Même quand la reprise économique a démarré, beaucoup d’entreprises ont préféré puiser dans leur stock en attendant de voir plus clair. Maintenant que le retour à la normale est à l’horizon, ces retards à l’allumage et puis aussi cette manie d’avoir zéro stock en entreprise pour diminuer les coûts se paie au prix fort.
En fait, c’est le client qui le paie par des retards de livraison et souvent aussi par des hausses de prix. Aujourd’hui, nous subissons ces problèmes de stock et de pénurie des semi-conducteurs. Hier encore, c’était le blocage du canal de Suez qui nous a rappelé cruellement qu’un seul porte-conteneurs pouvait faire dérailler la mondialisation. Avant-hier, c’était l’absence de simples masques qui nous avait rappelé que la protection de notre capital santé était à la merci de fabricants en Asie.

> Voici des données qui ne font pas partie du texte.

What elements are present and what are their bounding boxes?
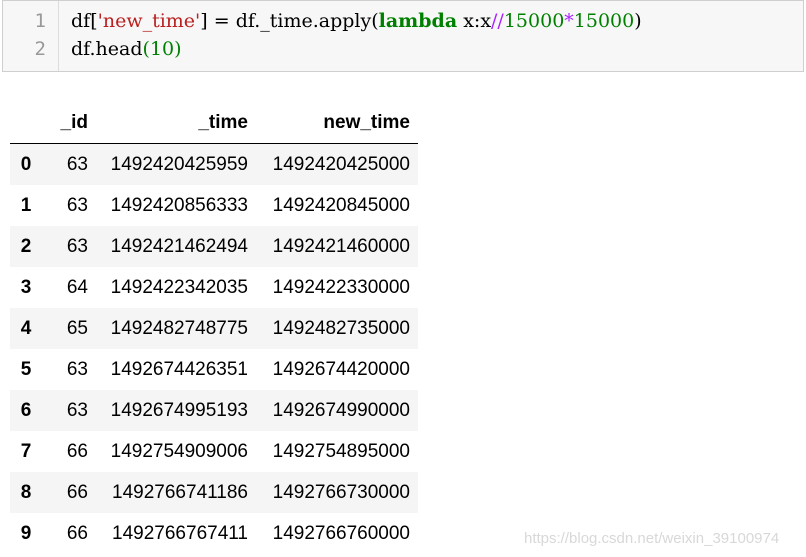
- row-index-cell: 2: [20, 235, 32, 257]
- cell-new-time: 1492421460000: [272, 235, 410, 257]
- code-number-token: 15000: [503, 10, 565, 32]
- column-header-new-time: new_time: [258, 102, 418, 144]
- table-header-row: _id _time new_time: [10, 102, 418, 144]
- column-header-time: _time: [98, 102, 258, 144]
- row-index-cell: 9: [20, 522, 32, 544]
- row-index-cell: 0: [20, 153, 32, 175]
- code-string-token: 'new_time': [97, 10, 201, 32]
- table-row: 5 63 1492674426351 1492674420000: [10, 349, 418, 390]
- cell-new-time: 1492766730000: [272, 481, 410, 503]
- row-index-cell: 4: [20, 317, 32, 339]
- cell-time: 1492422342035: [110, 276, 248, 298]
- cell-time: 1492766767411: [112, 522, 248, 544]
- code-number-token: 10: [149, 38, 175, 60]
- cell-id: 66: [66, 440, 88, 462]
- cell-id: 63: [66, 194, 88, 216]
- table-row: 3 64 1492422342035 1492422330000: [10, 267, 418, 308]
- cell-time: 1492420425959: [110, 153, 248, 175]
- row-index-cell: 3: [20, 276, 32, 298]
- cell-id: 64: [66, 276, 88, 298]
- line-number: 1: [34, 10, 46, 32]
- table-row: 4 65 1492482748775 1492482735000: [10, 308, 418, 349]
- code-token: ] = df._time.apply(: [200, 10, 379, 32]
- cell-time: 1492482748775: [110, 317, 248, 339]
- cell-new-time: 1492754895000: [272, 440, 410, 462]
- row-index-cell: 8: [20, 481, 32, 503]
- code-cell[interactable]: 1 2 df['new_time'] = df._time.apply(lamb…: [2, 0, 804, 72]
- table-body: 0 63 1492420425959 1492420425000 1 63 14924208…: [10, 143, 418, 555]
- row-index-cell: 6: [20, 399, 32, 421]
- line-number-gutter: 1 2: [3, 1, 59, 71]
- table-row: 0 63 1492420425959 1492420425000: [10, 143, 418, 185]
- table-row: 9 66 1492766767411 1492766760000: [10, 513, 418, 554]
- column-header-id: _id: [42, 102, 98, 144]
- cell-new-time: 1492674990000: [272, 399, 410, 421]
- table-row: 1 63 1492420856333 1492420845000: [10, 185, 418, 226]
- cell-id: 63: [66, 358, 88, 380]
- code-operator-token: *: [564, 10, 574, 32]
- cell-time: 1492420856333: [110, 194, 248, 216]
- row-index-cell: 1: [20, 194, 32, 216]
- table-row: 2 63 1492421462494 1492421460000: [10, 226, 418, 267]
- cell-new-time: 1492422330000: [272, 276, 410, 298]
- row-index-cell: 7: [20, 440, 32, 462]
- cell-new-time: 1492674420000: [272, 358, 410, 380]
- index-header: [10, 102, 42, 144]
- code-token: x:x: [457, 10, 492, 32]
- code-token: df[: [71, 10, 98, 32]
- code-line-1[interactable]: df['new_time'] = df._time.apply(lambda x…: [71, 7, 642, 35]
- code-keyword-token: lambda: [378, 10, 458, 32]
- cell-id: 66: [66, 481, 88, 503]
- table-row: 7 66 1492754909006 1492754895000: [10, 431, 418, 472]
- table-row: 6 63 1492674995193 1492674990000: [10, 390, 418, 431]
- watermark-text: https://blog.csdn.net/weixin_39100974: [524, 530, 780, 547]
- cell-new-time: 1492420425000: [272, 153, 410, 175]
- code-paren-token: ): [174, 38, 182, 60]
- code-token: ): [634, 10, 642, 32]
- dataframe-output-table: _id _time new_time 0 63 1492420425959 14924…: [10, 102, 418, 554]
- cell-time: 1492754909006: [110, 440, 248, 462]
- cell-id: 63: [66, 399, 88, 421]
- code-line-2[interactable]: df.head(10): [71, 35, 182, 63]
- line-number: 2: [34, 38, 46, 60]
- cell-new-time: 1492766760000: [272, 522, 410, 544]
- cell-id: 63: [66, 235, 88, 257]
- cell-id: 65: [66, 317, 88, 339]
- cell-time: 1492766741186: [112, 481, 248, 503]
- cell-time: 1492674995193: [110, 399, 248, 421]
- cell-new-time: 1492420845000: [272, 194, 410, 216]
- cell-time: 1492674426351: [110, 358, 248, 380]
- row-index-cell: 5: [20, 358, 32, 380]
- code-number-token: 15000: [573, 10, 635, 32]
- code-token: df.head: [71, 38, 143, 60]
- cell-new-time: 1492482735000: [272, 317, 410, 339]
- cell-id: 63: [66, 153, 88, 175]
- cell-time: 1492421462494: [110, 235, 248, 257]
- cell-id: 66: [66, 522, 88, 544]
- table-row: 8 66 1492766741186 1492766730000: [10, 472, 418, 513]
- code-paren-token: (: [142, 38, 150, 60]
- code-operator-token: //: [491, 10, 504, 32]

Tous ces revers de fortune montrent que l’Occident a perdu sans s’en rendre compte sa souveraineté économique. Pourtant, nous sommes comme ces religieux byzantins occupés à discuter de la question théologique du sexe des anges, alors que les forces ennemies de l’époque étaient aux portes de Constantinople.
Cet épisode est remplacé aujourd’hui par cette triste querelle de préséance entre Charles Michel et Ursula Von der Leyen. La maladresse épaisse de Charles Michel ne doit pas masquer le vrai débat : la souveraineté industrielle de l’Europe a fichu le camp et nous sommes juste priés de regarder le film se dérouler sans nous.